Physics Minor Earns First-Place Poster Award at National Conference

Group of Physics students pose for a photo
December 21, 2023

A St. John’s University student who minors in Physics recently won a top prize at a poster competition held during the 2023 National Society of Black Physicists Conference at the Knoxville Convention Center in Knoxville, TN.

Lucas Shears, who is majoring in Environmental Sustainability and Decision-Making at the St. John’s College of Liberal Arts and Sciences, took home a first-place Optica Poster Award for his poster, “A Thorough Approach to a Better Solar Panel,” which focused on ways solar panel design can be improved. The theme for this year’s conference, held November 9–12, was “Frontiers in Physics: from Quantum to Materials to the Cosmos.”

“Attending the conference made me feel very confident about my career plans,” Lucas said. “I learned that there are many different worlds within the realm of physics. My focus is on renewable energy; there is a huge market for it, and it’s on the rise. Seeing my poster win made me feel like there is room for sustainability in the world of physics.”

Lucas was among seven St. John’s students who attended the conference. Four other Johnnies presented posters that focused on solar panels and renewable energy. In addition to Lucas, the presenting students and their fields of study were Adam Choudhry, Physics; Matteo Filiberti, Environmental Sustainability and Decision-Making, Physics minor;Daniel Orozco, Physical Science, and Crystal Pierre, Physics. Two other St. John’s students who attended the conference were Veronica Janucik, Mathematical Physics, and Tasneem Oishi, Physics

Lucas Shears posing next to poster at 2023 National Society of Black Physicists Conference
Lucas Shears

The National Society of Black Physicists is the largest and most recognizable organization devoted to the African American physics community’s growth, development, and advancement. Founded in 1977 at Morgan State University, its mission is to promote the professional well-being of African American physicists and physics students within the international scientific community and society at large.

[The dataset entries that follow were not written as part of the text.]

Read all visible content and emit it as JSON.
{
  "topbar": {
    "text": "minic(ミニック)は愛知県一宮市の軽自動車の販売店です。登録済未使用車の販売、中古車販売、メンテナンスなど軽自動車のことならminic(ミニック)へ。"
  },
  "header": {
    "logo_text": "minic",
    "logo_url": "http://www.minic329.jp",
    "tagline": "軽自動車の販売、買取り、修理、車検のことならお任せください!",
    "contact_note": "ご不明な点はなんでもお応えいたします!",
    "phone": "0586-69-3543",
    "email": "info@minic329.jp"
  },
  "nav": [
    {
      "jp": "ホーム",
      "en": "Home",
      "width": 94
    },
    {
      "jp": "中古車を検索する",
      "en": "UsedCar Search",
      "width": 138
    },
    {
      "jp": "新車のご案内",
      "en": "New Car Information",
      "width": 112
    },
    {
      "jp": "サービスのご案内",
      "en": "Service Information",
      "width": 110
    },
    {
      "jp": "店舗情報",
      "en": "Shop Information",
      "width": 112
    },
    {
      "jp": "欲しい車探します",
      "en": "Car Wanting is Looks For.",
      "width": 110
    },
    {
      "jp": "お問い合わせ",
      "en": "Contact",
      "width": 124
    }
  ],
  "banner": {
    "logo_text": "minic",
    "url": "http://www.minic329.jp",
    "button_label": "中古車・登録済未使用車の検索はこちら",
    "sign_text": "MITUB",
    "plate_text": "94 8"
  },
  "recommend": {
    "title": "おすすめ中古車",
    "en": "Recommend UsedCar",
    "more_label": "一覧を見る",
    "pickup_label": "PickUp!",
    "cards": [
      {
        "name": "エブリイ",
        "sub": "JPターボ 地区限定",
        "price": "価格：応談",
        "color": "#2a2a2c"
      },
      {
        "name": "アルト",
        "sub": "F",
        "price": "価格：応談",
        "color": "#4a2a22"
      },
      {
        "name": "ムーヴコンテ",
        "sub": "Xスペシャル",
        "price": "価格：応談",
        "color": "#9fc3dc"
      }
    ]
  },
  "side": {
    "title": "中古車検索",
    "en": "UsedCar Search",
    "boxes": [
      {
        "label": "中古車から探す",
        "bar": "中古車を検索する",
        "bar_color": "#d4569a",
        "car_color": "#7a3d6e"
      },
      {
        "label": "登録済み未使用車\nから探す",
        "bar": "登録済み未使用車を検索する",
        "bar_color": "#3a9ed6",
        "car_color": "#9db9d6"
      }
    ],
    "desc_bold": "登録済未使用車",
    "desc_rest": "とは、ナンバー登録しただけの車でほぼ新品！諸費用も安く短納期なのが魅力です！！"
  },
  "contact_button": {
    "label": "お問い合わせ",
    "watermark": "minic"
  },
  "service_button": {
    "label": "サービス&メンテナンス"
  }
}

“All of our students represented St. John’s University very well,” said Malek Abunaemeh, Ph.D., Assistant Professor, Physics, who secured $14,000 in funding from the society that enabled all seven students to attend the conference. “They were the top participating students at the conference. They impressed many people, including the President of the organization, Hakeem Oluseyi.” Mostafa Sadoqi, Ph.D., Professor and Chair, Department of Physics, assisted in preparing the students for the conference. 

Dr. Abunaemeh said the students’ participation in the conference was fueled by desire to establish a relationship between the St. John’s physics community and the National Society of Black Physicists. “We also wanted the students to expand their horizons and understanding of the type of research that is out there.”

He added, “They also learned about opportunities for graduate school and the funding associated with that from different universities, and how can they get the ball rolling to develop a plan for their goals and careers after they graduate from St. John’s.”  

“Participating in this conference made me appreciate the physics department at St. John’s,” said Lucas. “There were universities there that only funded one student. However, Dr. Abunaemeh got funding for all seven of us.”